How Alphabet’s AI Research Tool is Revolutionizing Tropical Cyclone Prediction with Speed

When Developing Cyclone Melissa was churning off the coast of Haiti, meteorologist Philippe Papin felt certain it was about to grow into a monster hurricane.

Serving as lead forecaster on duty, he forecasted that in just 24 hours the weather system would intensify into a severe hurricane and start shifting in the direction of the coast of Jamaica. No forecaster had previously made this confident forecast for quick intensification.

However, Papin possessed a secret advantage: AI technology in the guise of the tech giant’s recently introduced DeepMind cyclone prediction system – released for the first time in June. And, as predicted, Melissa evolved into a storm of astonishing strength that ravaged Jamaica.

Increasing Reliance on AI Predictions

Meteorologists are increasingly leaning hard on Google DeepMind. On the morning of 25 October, Papin clarified in his official briefing that the AI tool was a primary reason for his confidence: “Roughly 40/50 Google DeepMind simulation runs show Melissa becoming a Category 5 storm. While I am unprepared to predict that strength at this time given path variability, that is still plausible.

“There is a high probability that a period of rapid intensification will occur as the storm drifts over exceptionally hot sea temperatures which represent the most extreme marine thermal energy in the whole Atlantic basin.”

Surpassing Conventional Systems

The AI model is the first AI model dedicated to hurricanes, and currently the first to outperform standard weather forecasters at their own game. Through all tropical systems this season, the AI is the best – surpassing experts on track predictions.

Melissa ultimately struck in Jamaica at maximum intensity, among the most powerful landfalls ever documented in nearly two centuries of data collection across the Atlantic basin. Papin’s bold forecast likely gave people in Jamaica extra time to get ready for the catastrophe, possibly saving lives and property.

The Way The Model Works

The AI system works by identifying trends that traditional lengthy physics-based prediction systems may miss.

“The AI performs far faster than their traditional counterparts, and the computing power is less expensive and time consuming,” stated Michael Lowry, a ex forecaster.

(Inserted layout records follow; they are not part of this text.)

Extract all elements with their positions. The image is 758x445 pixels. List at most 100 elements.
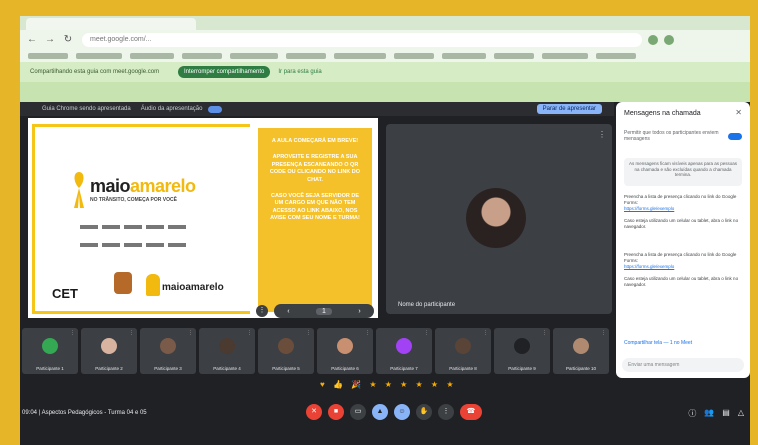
stop-sharing-button[interactable]: Interromper compartilhamento xyxy=(178,66,271,78)
chat-message: Caso esteja utilizando um celular ou tab… xyxy=(624,276,739,287)
close-icon[interactable]: ✕ xyxy=(735,108,742,117)
participant-tile[interactable]: Participante 8 ⋮ xyxy=(435,328,491,374)
slide-controls: ‹ 1 › xyxy=(274,304,374,318)
participant-tile[interactable]: Participante 5 ⋮ xyxy=(258,328,314,374)
extension-icon[interactable] xyxy=(648,35,658,45)
sponsor-logos xyxy=(78,218,198,247)
more-options-icon[interactable]: ⋮ xyxy=(70,330,75,336)
participant-avatar xyxy=(337,338,353,354)
participant-name: Nome do participante xyxy=(398,302,456,308)
participant-tile[interactable]: Participante 3 ⋮ xyxy=(140,328,196,374)
bookmark-item[interactable] xyxy=(76,53,122,59)
slide-options-icon[interactable]: ⋮ xyxy=(256,305,268,317)
bookmark-item[interactable] xyxy=(334,53,386,59)
participant-tile[interactable]: Participante 10 ⋮ xyxy=(553,328,609,374)
more-options-icon[interactable]: ⋮ xyxy=(129,330,134,336)
chat-title: Mensagens na chamada xyxy=(624,110,701,117)
participant-tile[interactable]: Participante 2 ⋮ xyxy=(81,328,137,374)
participant-tile[interactable]: Participante 1 ⋮ xyxy=(22,328,78,374)
meet-presenting-bar: Guia Chrome sendo apresentada Áudio da a… xyxy=(20,102,614,116)
more-options-icon[interactable]: ⋮ xyxy=(542,330,547,336)
more-options-icon[interactable]: ⋮ xyxy=(598,130,606,139)
browser-tab[interactable] xyxy=(26,18,196,30)
seal-icon xyxy=(114,272,132,294)
participant-avatar xyxy=(219,338,235,354)
participant-name: Participante 1 xyxy=(36,366,64,371)
audio-toggle[interactable] xyxy=(208,105,223,113)
more-options-icon[interactable]: ⋮ xyxy=(188,330,193,336)
participant-filmstrip: Participante 1 ⋮ Participante 2 ⋮ Participan… xyxy=(20,328,614,374)
chat-link[interactable]: https://forms.gle/exemplo xyxy=(624,206,742,212)
participant-name: Participante 6 xyxy=(331,366,359,371)
switch-tab-link[interactable]: Ir para esta guia xyxy=(278,69,321,75)
more-options-icon[interactable]: ⋮ xyxy=(247,330,252,336)
bookmark-item[interactable] xyxy=(130,53,174,59)
browser-toolbar: ← → ↻ meet.google.com/... xyxy=(20,30,750,50)
chat-entry[interactable]: Compartilhar tela — 1 no Meet xyxy=(624,340,742,346)
ribbon-icon xyxy=(74,172,84,208)
footer-logo: maioamarelo xyxy=(162,282,224,293)
participant-name: Participante 3 xyxy=(154,366,182,371)
reaction-bar[interactable]: ♥ 👍 🎉 ★ ★ ★ ★ ★ ★ xyxy=(320,380,456,389)
participant-name: Participante 9 xyxy=(508,366,536,371)
audio-label: Áudio da apresentação xyxy=(140,106,203,112)
more-options-icon[interactable]: ⋮ xyxy=(483,330,488,336)
participant-tile[interactable]: Participante 6 ⋮ xyxy=(317,328,373,374)
participant-camera-tile[interactable]: ⋮ Nome do participante xyxy=(386,124,612,314)
next-slide-button[interactable]: › xyxy=(358,308,360,315)
raise-hand-icon[interactable]: ✋ xyxy=(416,404,432,420)
captions-icon[interactable]: ▭ xyxy=(350,404,366,420)
participant-avatar xyxy=(101,338,117,354)
present-icon[interactable]: ▲ xyxy=(372,404,388,420)
bookmark-item[interactable] xyxy=(442,53,486,59)
bookmark-item[interactable] xyxy=(596,53,636,59)
participant-name: Participante 8 xyxy=(449,366,477,371)
participant-tile[interactable]: Participante 7 ⋮ xyxy=(376,328,432,374)
more-options-icon[interactable]: ⋮ xyxy=(306,330,311,336)
chat-input[interactable]: Enviar uma mensagem xyxy=(622,358,744,372)
profile-icon[interactable] xyxy=(664,35,674,45)
info-icon[interactable]: ⓘ xyxy=(688,408,696,419)
participant-name: Participante 4 xyxy=(213,366,241,371)
chat-message: Caso esteja utilizando um celular ou tab… xyxy=(624,218,739,229)
people-icon[interactable]: 👥 xyxy=(704,408,714,419)
reaction-icon[interactable]: ☺ xyxy=(394,404,410,420)
activities-icon[interactable]: △ xyxy=(738,408,744,419)
more-options-icon[interactable]: ⋮ xyxy=(438,404,454,420)
bookmark-item[interactable] xyxy=(494,53,534,59)
prev-slide-button[interactable]: ‹ xyxy=(287,308,289,315)
reload-icon[interactable]: ↻ xyxy=(62,34,74,46)
participant-avatar xyxy=(160,338,176,354)
forward-icon[interactable]: → xyxy=(44,34,56,46)
more-options-icon[interactable]: ⋮ xyxy=(601,330,606,336)
sharing-message: Compartilhando esta guia com meet.google… xyxy=(30,69,160,75)
slide-notice-box: A AULA COMEÇARÁ EM BREVE! APROVEITE E RE… xyxy=(258,128,372,312)
participant-tile[interactable]: Participante 4 ⋮ xyxy=(199,328,255,374)
chat-message: Preencha a lista de presença clicando no… xyxy=(624,194,737,205)
more-options-icon[interactable]: ⋮ xyxy=(424,330,429,336)
call-controls: ✕ ■ ▭ ▲ ☺ ✋ ⋮ ☎ xyxy=(306,404,482,420)
chat-link[interactable]: https://forms.gle/exemplo xyxy=(624,264,742,270)
end-call-icon[interactable]: ☎ xyxy=(460,404,482,420)
presentation-slide: maioamarelo NO TRÂNSITO, COMEÇA POR VOCÊ… xyxy=(28,118,378,318)
bookmark-item[interactable] xyxy=(182,53,222,59)
stop-presenting-button[interactable]: Parar de apresentar xyxy=(536,104,602,114)
more-options-icon[interactable]: ⋮ xyxy=(365,330,370,336)
bookmark-item[interactable] xyxy=(286,53,326,59)
participant-tile[interactable]: Participante 9 ⋮ xyxy=(494,328,550,374)
bookmark-item[interactable] xyxy=(542,53,588,59)
bookmark-item[interactable] xyxy=(394,53,434,59)
bookmark-item[interactable] xyxy=(230,53,278,59)
back-icon[interactable]: ← xyxy=(26,34,38,46)
presenting-label: Guia Chrome sendo apresentada xyxy=(42,106,131,112)
camera-off-icon[interactable]: ■ xyxy=(328,404,344,420)
participant-name: Participante 2 xyxy=(95,366,123,371)
chat-icon[interactable]: ▤ xyxy=(722,408,730,419)
participant-avatar xyxy=(466,188,526,248)
mic-off-icon[interactable]: ✕ xyxy=(306,404,322,420)
bookmark-item[interactable] xyxy=(28,53,68,59)
address-bar[interactable]: meet.google.com/... xyxy=(82,33,642,47)
tab-highlight-band xyxy=(20,82,750,102)
chat-setting-toggle[interactable] xyxy=(728,133,742,140)
side-controls: ⓘ 👥 ▤ △ xyxy=(688,408,744,419)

“This season’s events has proven in short order is that the newcomer artificial intelligence systems are competitive with and, in some cases, more accurate than the slower physics-based weather models we’ve traditionally leaned on,” he added.

Clarifying Machine Learning

It’s important to note, Google DeepMind is an example of AI training – a technique that has been used in research fields like weather science for years – and is distinct from generative AI like ChatGPT.

AI training takes large datasets and pulls out patterns from them in a such a way that its system only requires minutes to come up with an result, and can operate on a desktop computer – in strong contrast to the flagship models that authorities have utilized for decades that can take hours to process and need the largest high-performance systems in the world.

Professional Responses and Future Developments

Still, the reality that the AI could outperform previous gold-standard legacy models so rapidly is truly remarkable to meteorologists who have spent their careers trying to forecast the world’s strongest storms.

“It’s astonishing,” said James Franklin, a former forecaster. “The sample is now large enough that it’s evident this is not just chance.”

He noted that while the AI is beating all other models on forecasting the trajectory of hurricanes worldwide this year, like many AI models it sometimes errs on extreme strength forecasts wrong. It had difficulty with Hurricane Erin earlier this year, as it was also undergoing rapid intensification to category 5 north of the Caribbean.

In the coming offseason, Franklin said he intends to talk with Google about how it can enhance the DeepMind output even more helpful for forecasters by offering extra under-the-hood data they can use to assess exactly why it is coming up with its answers.

“The one thing that nags at me is that while these predictions seem to be really, really good, the results of the model is kind of a opaque process,” remarked Franklin.

Wider Industry Developments

There has never been a commercial entity that has developed a high-performance weather model which grants experts a view of its methods – unlike nearly all other models which are offered free to the public in their entirety by the governments that designed and maintain them.

Google is not alone in adopting AI to address difficult weather forecasting problems. The authorities are developing their own artificial intelligence systems in the works – which have demonstrated better performance over earlier traditional systems.

Future developments in AI weather forecasts seem to be new firms tackling formerly difficult problems such as sub-seasonal outlooks and better early alerts of tornado outbreaks and sudden deluges – and they have secured federal support to pursue this. One company, WindBorne Systems, is also deploying its proprietary atmospheric sensors to address deficiencies in the national monitoring system.

Sarah Dickerson
Sarah Dickerson

A passionate textile artist with over 15 years of experience in tapestry weaving and teaching workshops across the UK.